Quali sono le parole omofobe e razziste che Sarri ha detto a Mancini?


Quali sono le parole omofobe e razziste che Sarri ha detto a Mancini? Ne stanno parlando tutti dopo la partita Inter-Napoli. Mancini accusa Sarri: “Parole razziste contro di me”. E la risposta di Mancini è stata esemplare.

Quali sono le parole omofobe e razziste che Serri ha detto a Mancini? Cosa ha detto Sarri a Mancini?

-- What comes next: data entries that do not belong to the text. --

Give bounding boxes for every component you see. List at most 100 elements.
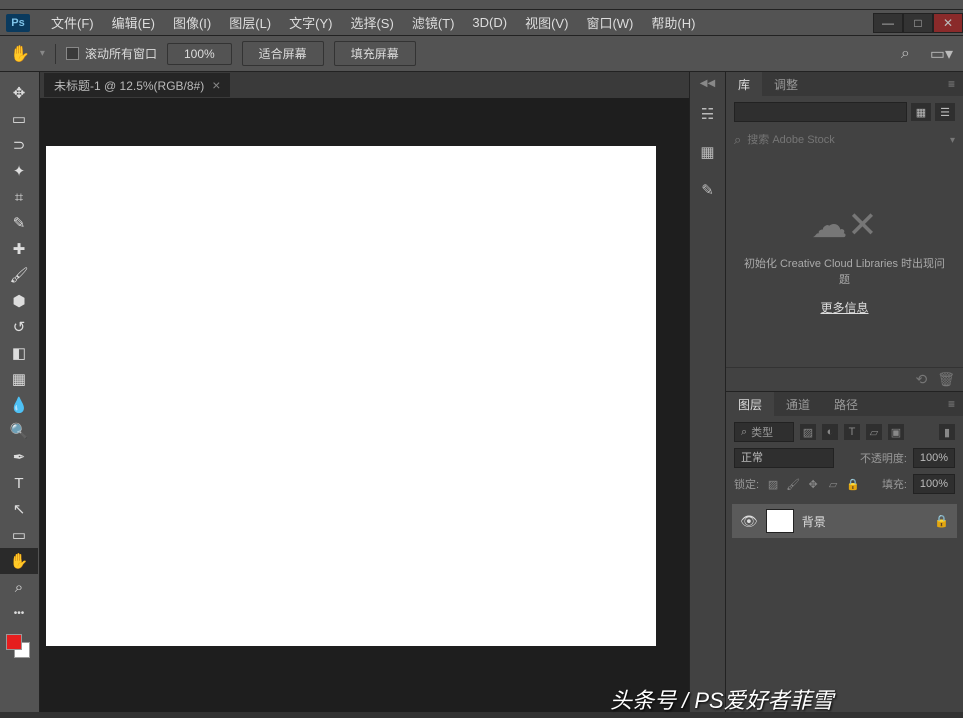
eraser-tool[interactable]: ◧ [0,340,38,366]
filter-type-icon[interactable]: T [844,424,860,440]
zoom-level-button[interactable]: 100% [167,43,232,65]
fill-input[interactable] [913,474,955,494]
stock-search-input[interactable] [747,134,944,146]
layer-controls: ⌕ 类型 ▨ ◐ T ▱ ▣ ▮ 正常 不透明度: 锁定: [726,416,963,500]
fill-label: 填充: [882,476,907,492]
menu-select[interactable]: 选择(S) [341,10,402,35]
fill-screen-button[interactable]: 填充屏幕 [334,41,416,66]
filter-toggle-icon[interactable]: ▮ [939,424,955,440]
checkbox-icon[interactable] [66,47,79,60]
quick-select-tool[interactable]: ✦ [0,158,38,184]
hand-tool[interactable]: ✋ [0,548,38,574]
library-select-dropdown[interactable] [734,102,907,122]
lock-pixels-icon[interactable]: ▨ [765,476,781,492]
type-tool[interactable]: T [0,470,38,496]
tab-paths[interactable]: 路径 [822,392,870,417]
filter-adjustment-icon[interactable]: ◐ [822,424,838,440]
menu-3d[interactable]: 3D(D) [463,12,516,33]
foreground-color-swatch[interactable] [6,634,22,650]
menu-type[interactable]: 文字(Y) [280,10,341,35]
zoom-tool[interactable]: ⌕ [0,574,38,600]
properties-panel-icon[interactable]: ▦ [695,139,721,165]
canvas-viewport[interactable] [40,98,689,712]
move-tool[interactable]: ✥ [0,80,38,106]
healing-tool[interactable]: ✚ [0,236,38,262]
tab-layers[interactable]: 图层 [726,392,774,417]
lock-position-icon[interactable]: ✥ [805,476,821,492]
right-panel-group: 库 调整 ≡ ▦ ☰ ⌕ ▾ ☁✕ 初始化 Creative Cloud Lib… [725,72,963,712]
marquee-tool[interactable]: ▭ [0,106,38,132]
menu-window[interactable]: 窗口(W) [577,10,642,35]
list-view-icon[interactable]: ☰ [935,103,955,121]
maximize-button[interactable]: □ [903,13,933,33]
eyedropper-tool[interactable]: ✎ [0,210,38,236]
dropdown-icon[interactable]: ▾ [950,135,955,146]
collapse-arrow-icon[interactable]: ◀◀ [700,78,715,89]
document-tab[interactable]: 未标题-1 @ 12.5%(RGB/8#) × [44,73,230,97]
character-panel-icon[interactable]: ✎ [695,177,721,203]
more-info-link[interactable]: 更多信息 [820,299,868,316]
close-tab-icon[interactable]: × [212,77,220,93]
brush-tool[interactable]: 🖌 [0,262,38,288]
layer-item[interactable]: 👁 背景 🔒 [732,504,957,538]
shape-tool[interactable]: ▭ [0,522,38,548]
menu-file[interactable]: 文件(F) [42,10,103,35]
crop-tool[interactable]: ⌗ [0,184,38,210]
canvas[interactable] [46,146,656,646]
search-icon[interactable]: ⌕ [901,45,910,63]
hand-tool-icon: ✋ [10,44,30,64]
lasso-tool[interactable]: ⊃ [0,132,38,158]
panel-menu-icon[interactable]: ≡ [940,397,963,411]
fit-screen-button[interactable]: 适合屏幕 [242,41,324,66]
scroll-all-windows-option[interactable]: 滚动所有窗口 [66,45,157,62]
stamp-tool[interactable]: ⬢ [0,288,38,314]
history-brush-tool[interactable]: ↺ [0,314,38,340]
pen-tool[interactable]: ✒ [0,444,38,470]
color-swatches[interactable] [0,632,39,662]
menu-image[interactable]: 图像(I) [164,10,220,35]
layers-panel: 图层 通道 路径 ≡ ⌕ 类型 ▨ ◐ T ▱ ▣ ▮ [726,392,963,712]
filter-pixel-icon[interactable]: ▨ [800,424,816,440]
trash-icon[interactable]: 🗑 [937,371,955,388]
menu-filter[interactable]: 滤镜(T) [403,10,464,35]
opacity-input[interactable] [913,448,955,468]
path-select-tool[interactable]: ↖ [0,496,38,522]
titlebar [0,0,963,10]
history-panel-icon[interactable]: ☵ [695,101,721,127]
tab-libraries[interactable]: 库 [726,72,762,97]
close-button[interactable]: ✕ [933,13,963,33]
tab-adjustments[interactable]: 调整 [762,72,810,97]
lock-paint-icon[interactable]: 🖌 [785,476,801,492]
panel-menu-icon[interactable]: ≡ [940,77,963,91]
dropdown-arrow-icon[interactable]: ▾ [40,48,45,59]
visibility-icon[interactable]: 👁 [740,513,758,530]
menu-edit[interactable]: 编辑(E) [103,10,164,35]
layer-filter-dropdown[interactable]: ⌕ 类型 [734,422,794,442]
menu-layer[interactable]: 图层(L) [220,10,280,35]
gradient-tool[interactable]: ▦ [0,366,38,392]
libraries-panel: 库 调整 ≡ ▦ ☰ ⌕ ▾ ☁✕ 初始化 Creative Cloud Lib… [726,72,963,392]
blend-mode-select[interactable]: 正常 [734,448,834,468]
document-area: 未标题-1 @ 12.5%(RGB/8#) × [40,72,689,712]
menu-help[interactable]: 帮助(H) [642,10,704,35]
lock-artboard-icon[interactable]: ▱ [825,476,841,492]
lock-all-icon[interactable]: 🔒 [845,476,861,492]
tab-channels[interactable]: 通道 [774,392,822,417]
scroll-all-label: 滚动所有窗口 [85,45,157,62]
sync-icon[interactable]: ⟲ [915,371,927,388]
minimize-button[interactable]: — [873,13,903,33]
layer-thumbnail[interactable] [766,509,794,533]
grid-view-icon[interactable]: ▦ [911,103,931,121]
menu-view[interactable]: 视图(V) [516,10,577,35]
blur-tool[interactable]: 💧 [0,392,38,418]
divider [55,44,56,64]
dodge-tool[interactable]: 🔍 [0,418,38,444]
menubar: Ps 文件(F) 编辑(E) 图像(I) 图层(L) 文字(Y) 选择(S) 滤… [0,10,963,36]
filter-smart-icon[interactable]: ▣ [888,424,904,440]
workspace-switcher-icon[interactable]: ▭▾ [930,44,953,64]
search-icon: ⌕ [734,132,741,148]
library-footer: ⟲ 🗑 [726,367,963,391]
edit-toolbar[interactable]: ••• [0,600,38,626]
filter-shape-icon[interactable]: ▱ [866,424,882,440]
lock-icon[interactable]: 🔒 [934,514,949,528]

Roberto Mancini, dopo la lite avuta con Maurizio Sarri al termine di Napoli-Inter (quarto di finale di Tim Cup) rivela ai microfoni Rai: “Cosa mi ha detto Sarri? Che sono un frocio e un finocchio”. Accuse pesantissime quelle del tecnico nerazzurro, che però rincara la dose: “Mi ha chiesto scusa negli spogliatoi, ma si deve vergognare”.

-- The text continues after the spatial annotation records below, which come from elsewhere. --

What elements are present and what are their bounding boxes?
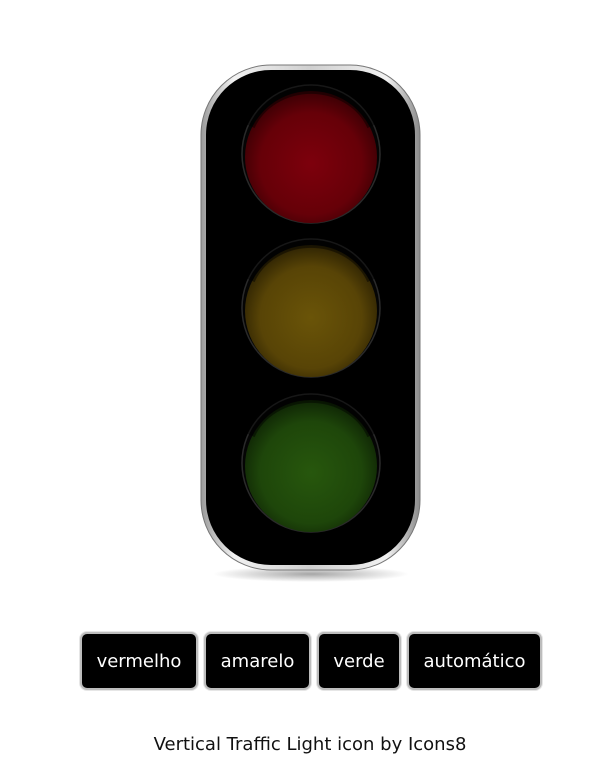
icon-credit: Vertical Traffic Light icon by Icons8 (153, 734, 467, 755)
automatic-button[interactable]: automático (407, 632, 542, 690)
red-button[interactable]: vermelho (80, 632, 198, 690)
yellow-button[interactable]: amarelo (204, 632, 311, 690)
red-lamp (241, 83, 381, 224)
yellow-lamp (241, 237, 381, 378)
green-lamp (241, 392, 381, 533)
green-button[interactable]: verde (317, 632, 401, 690)
light-controls: vermelho amarelo verde automático (80, 632, 542, 690)
traffic-light (200, 64, 422, 584)
traffic-light-graphic (200, 64, 421, 582)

Cosa ha detto Sarri a Mancini?

“Sarri è un razzista e uomini come lui non possono stare nel calcio. Io mi sono alzato per chiedere al quarto uomo perché mai 5 minuti di recupero. Lui si è alzato e mi ha urlato ‘frocio’ e ‘finocchio’. Io sono orgoglioso di esserlo, se lui è un uomo. Il 4° uomo era lì, ha sentito e non ha detto niente. Della partita non mi interessa niente, una persona di 60 anni che si comporta così è una vergogna. Si può litigare, ma questa è una vergogna. Sono andato a cercarlo negli spogliatoi, mi ha chiesto scusa, ma in Inghilterra uno come lui non avrebbe mai messo piede sul campo”, dice Mancini.

E ancora: Sono cose di campo, che dovrebbero finire in campo. Negli spogliatoi gli ho chiesto scusa e mi aspetto che le accetti e che si scusi anche lui. Io omofobo? Non mi ricordo nemmeno cosa gli ho detto. Mi sembra un’esagerazione, era un insulto di rabbia, senza alcun secondo fine

Sarri è stato mofobo anche nel 2014. Ecco come. “Il calcio è diventato uno sport per froci. Abbiamo subito il doppio dei falli, ma abbiamo avuto più gialli noi. E’ uno sport di contatto e in Italia si fischia molto di più che in Inghilterra con interpretazione da omosessuali”, queste le sue dichiarazioni.